В течение 1920 г. по всей провинциальной России неуклонно росли волнения рабочих и крестьян. В начале 1921 года они достигли критической точки. Серия «крестьянских войн», как называет их Орландо Файджес, представляла, по мнению Ленина, «опасность, во много раз превышающую всех Деникиных, Колчаков и Юденичей, сложенных вместе» [Ленин 1967–1975, 43:18] \ Эпидемия забастовок и волнений, охватившая большинство промышленных районов страны, представляла собой далеко не только экономический вызов правительству. Для революционного государства, одержимого идеей наблюдения за населением и его преобразованием, пропасть в общении между центром и периферией, выявленная этими волнениями, представляла серьезную угрозу[392]

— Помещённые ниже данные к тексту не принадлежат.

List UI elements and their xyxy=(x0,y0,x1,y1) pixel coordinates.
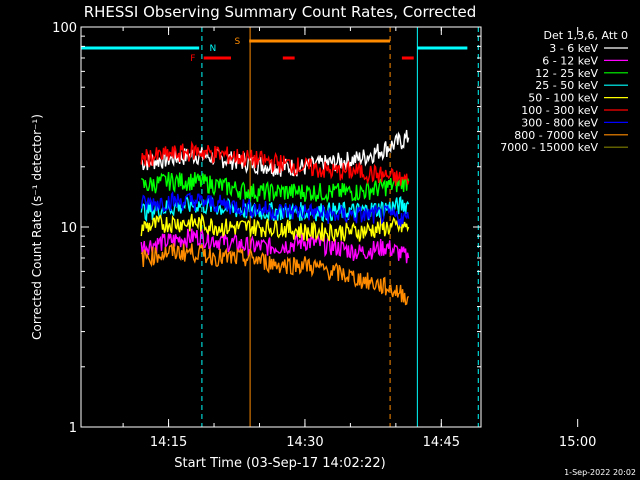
series-line-4-0 xyxy=(140,212,410,242)
series-line-7-0 xyxy=(140,243,410,306)
legend-label-1: 6 - 12 keV xyxy=(542,54,598,67)
series-line-2-0 xyxy=(140,172,410,204)
y-tick-label-1: 10 xyxy=(60,221,77,236)
flag-label-F: F xyxy=(190,54,195,64)
footer-timestamp: 1-Sep-2022 20:02 xyxy=(564,468,636,477)
x-tick-label-1: 14:30 xyxy=(286,435,323,450)
y-axis-label: Corrected Count Rate (s⁻¹ detector⁻¹) xyxy=(30,114,44,340)
x-tick-label-2: 14:45 xyxy=(423,435,460,450)
legend-label-5: 100 - 300 keV xyxy=(521,104,598,117)
legend-label-7: 800 - 7000 keV xyxy=(514,129,598,142)
series-line-5-0 xyxy=(140,140,410,186)
flag-label-N: N xyxy=(209,44,216,54)
legend-label-0: 3 - 6 keV xyxy=(549,42,598,55)
series-line-0-0 xyxy=(140,129,410,177)
series-line-6-0 xyxy=(140,190,410,227)
y-tick-label-2: 100 xyxy=(52,21,77,36)
flag-label-S: S xyxy=(235,37,241,47)
series-line-1-0 xyxy=(140,228,410,264)
plot-area: N S F xyxy=(80,27,479,427)
y-tick-label-0: 1 xyxy=(69,421,77,436)
legend-label-4: 50 - 100 keV xyxy=(528,92,598,105)
legend-title: Det 1,3,6, Att 0 xyxy=(544,29,628,42)
x-tick-label-3: 15:00 xyxy=(559,435,596,450)
y-axis: 1 10 100 xyxy=(52,21,481,436)
x-tick-label-0: 14:15 xyxy=(150,435,187,450)
legend-label-8: 7000 - 15000 keV xyxy=(500,141,598,154)
legend-label-6: 300 - 800 keV xyxy=(521,116,598,129)
x-axis-label: Start Time (03-Sep-17 14:02:22) xyxy=(174,456,385,471)
chart-title: RHESSI Observing Summary Count Rates, Co… xyxy=(84,3,477,21)
legend-label-3: 25 - 50 keV xyxy=(535,79,598,92)
legend-label-2: 12 - 25 keV xyxy=(535,67,598,80)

[393]. Хуже того, когда требования бастующих на нескольких петроградских заводах в конце февраля перешли от экономических (таких как регулярное снабжение пайком, обувью и теплой одеждой) к явно политическим, включая предоставление политических и гражданских прав, большевистским лидерам стало казаться, что под угрозой находится сама Октябрьская революция[394].Вызов Кронштадта
Месяц спустя группа матросов Балтийского флота, находившихся в крепости Кронштадт в Финском заливе, подняла мятеж в знак солидарности с демонстрантами Петрограда и потребовала проведения экономических и политических реформ. Ленин в «Петроградской правде» назвал это событие «совершенно ничтожным инцидентом» [Ленин 1967–1975, 43: 129], но моряки бросили прямой политический вызов партии и ее представлениям об Октябре, которые перекликались с предыдущими действиями меньшевиков и эсеров. Кронштадт долгое время превозносился большевиками как идеологический оплот Октябрьской революции. Однако в начале марта 1921 года Революционный комитет матросов заявил, что выступает «за власть Советов, а не партий», и публично обвинил Коммунистическую партию в том, что ее лидеры были «глухи ко всем нашим [рабочих, крестьян и красноармейцев] требованиям и нуждам, и мы в ответ получали лишь расстрелы» [Виноградов, Двойных 1999,1: 254; Наумов, Косаковский 1997:55][395]
. Как прежние споры меньшевиков и эсеров об Октябрьской революции неизменно сводились к партии большевиков, так и Коммунистическая партия как угнетающая сила занимала видное место в представлениях комитета о собственной революции. Большевистская власть оказалась втянутой в борьбу с ветеранами Октября, среди которых были красные матросы с линкоров «Петропавловск» и «Севастополь», за право определять концепцию революции. Троцкий отказал этим матросам в звании революционеров, заявив, что настоящие ветераны Октября уже давно были передислоцированы, а их место заняли «случайные» элементы[396].